While waiting for the new contract, workers follow the previous rules, but this can be problematic for workers deserving of raises or benefits. According to Prieur, some of the changes OHA is suggesting include a reduction of the percentage paid to part-time people in lieu of benefits from 14 per cent to nine, a reduction of amounts paid for full-time workers’ benefits from 75 per cent to 50 per cent, as well as language that changes the nature of seniority rights in layoffs and job postings.

At WDMH alone, CUPE represents 150 workers of both clerical and technical service. “It covers everyone from RPNs, dietary workers, housekeepers, clerical and x-ray techs to physiotherapists,” said Prieur, who added that what the bargaining units are finding is a lack of respect at the table. “It’s difficult to go to the bargaining table when they show no respect for the contributions that these people make. If the dietary workers are not there, people aren’t fed. If the housekeepers aren’t there, the rooms aren’t clean.”
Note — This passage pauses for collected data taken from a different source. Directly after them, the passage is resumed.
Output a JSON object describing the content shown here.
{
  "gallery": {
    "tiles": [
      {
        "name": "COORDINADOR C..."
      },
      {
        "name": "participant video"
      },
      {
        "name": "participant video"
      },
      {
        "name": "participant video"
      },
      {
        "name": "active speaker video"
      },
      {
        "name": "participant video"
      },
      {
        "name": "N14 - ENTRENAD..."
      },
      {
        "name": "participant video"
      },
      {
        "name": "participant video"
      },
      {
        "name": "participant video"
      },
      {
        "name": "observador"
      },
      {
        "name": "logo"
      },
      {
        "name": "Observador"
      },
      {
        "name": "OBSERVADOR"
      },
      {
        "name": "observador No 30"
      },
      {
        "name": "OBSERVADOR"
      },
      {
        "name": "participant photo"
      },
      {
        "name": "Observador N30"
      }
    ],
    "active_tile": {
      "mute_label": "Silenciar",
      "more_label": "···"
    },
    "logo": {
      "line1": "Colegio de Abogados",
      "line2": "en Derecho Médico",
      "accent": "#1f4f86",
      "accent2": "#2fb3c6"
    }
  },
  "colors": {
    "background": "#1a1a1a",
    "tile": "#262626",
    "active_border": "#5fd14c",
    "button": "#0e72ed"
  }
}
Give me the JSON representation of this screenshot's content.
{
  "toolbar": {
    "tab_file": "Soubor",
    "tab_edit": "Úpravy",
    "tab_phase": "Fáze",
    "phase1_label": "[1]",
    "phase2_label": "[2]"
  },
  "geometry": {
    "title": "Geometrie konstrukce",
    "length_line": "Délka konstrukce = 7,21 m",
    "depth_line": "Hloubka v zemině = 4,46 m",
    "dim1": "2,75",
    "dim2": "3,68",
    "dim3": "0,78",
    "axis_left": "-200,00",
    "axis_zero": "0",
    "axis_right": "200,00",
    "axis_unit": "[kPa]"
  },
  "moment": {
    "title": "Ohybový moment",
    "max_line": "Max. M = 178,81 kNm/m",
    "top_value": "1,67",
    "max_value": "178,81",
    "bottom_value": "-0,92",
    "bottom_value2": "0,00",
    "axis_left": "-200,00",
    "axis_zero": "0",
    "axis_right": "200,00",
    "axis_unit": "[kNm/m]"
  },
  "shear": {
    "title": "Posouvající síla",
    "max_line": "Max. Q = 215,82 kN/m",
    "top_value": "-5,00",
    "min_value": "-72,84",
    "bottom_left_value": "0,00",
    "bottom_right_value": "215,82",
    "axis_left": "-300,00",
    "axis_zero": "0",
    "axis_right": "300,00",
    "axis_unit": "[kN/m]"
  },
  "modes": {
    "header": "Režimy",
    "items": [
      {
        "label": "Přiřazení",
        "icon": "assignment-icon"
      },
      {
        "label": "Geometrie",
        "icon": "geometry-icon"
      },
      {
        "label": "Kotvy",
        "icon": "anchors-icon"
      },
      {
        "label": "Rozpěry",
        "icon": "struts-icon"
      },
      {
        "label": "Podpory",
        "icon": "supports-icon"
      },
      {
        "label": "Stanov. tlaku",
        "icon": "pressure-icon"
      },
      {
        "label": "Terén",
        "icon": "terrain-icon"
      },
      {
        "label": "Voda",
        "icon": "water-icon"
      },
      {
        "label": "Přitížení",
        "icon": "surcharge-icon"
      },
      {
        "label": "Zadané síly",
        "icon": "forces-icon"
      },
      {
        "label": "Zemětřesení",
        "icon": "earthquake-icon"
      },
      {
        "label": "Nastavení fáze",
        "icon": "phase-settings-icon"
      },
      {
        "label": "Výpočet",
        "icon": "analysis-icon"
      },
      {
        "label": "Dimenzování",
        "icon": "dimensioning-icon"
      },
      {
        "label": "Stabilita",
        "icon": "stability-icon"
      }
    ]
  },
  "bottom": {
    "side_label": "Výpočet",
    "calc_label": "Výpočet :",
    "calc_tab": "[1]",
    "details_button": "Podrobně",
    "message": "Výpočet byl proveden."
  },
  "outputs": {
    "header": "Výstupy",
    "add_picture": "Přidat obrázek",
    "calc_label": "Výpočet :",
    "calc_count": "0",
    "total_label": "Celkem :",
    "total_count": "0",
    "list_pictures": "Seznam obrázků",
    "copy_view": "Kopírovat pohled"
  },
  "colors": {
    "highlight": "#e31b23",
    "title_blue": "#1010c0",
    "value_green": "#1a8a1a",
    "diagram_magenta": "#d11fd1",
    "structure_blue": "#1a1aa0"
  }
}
While the workers are not permitted to strike, as hospitals are an essential service, the rally provided a way to make their issues known. “We are the front line workers and we are the ones who are looking after people’s families in the hospital and we are just looking for support from the public and to make OHA aware that we are not lying down for this fight,” said Prieur.

During the weekend meetings, a settlement was reached and ratification votes are set to be concluded before May 31.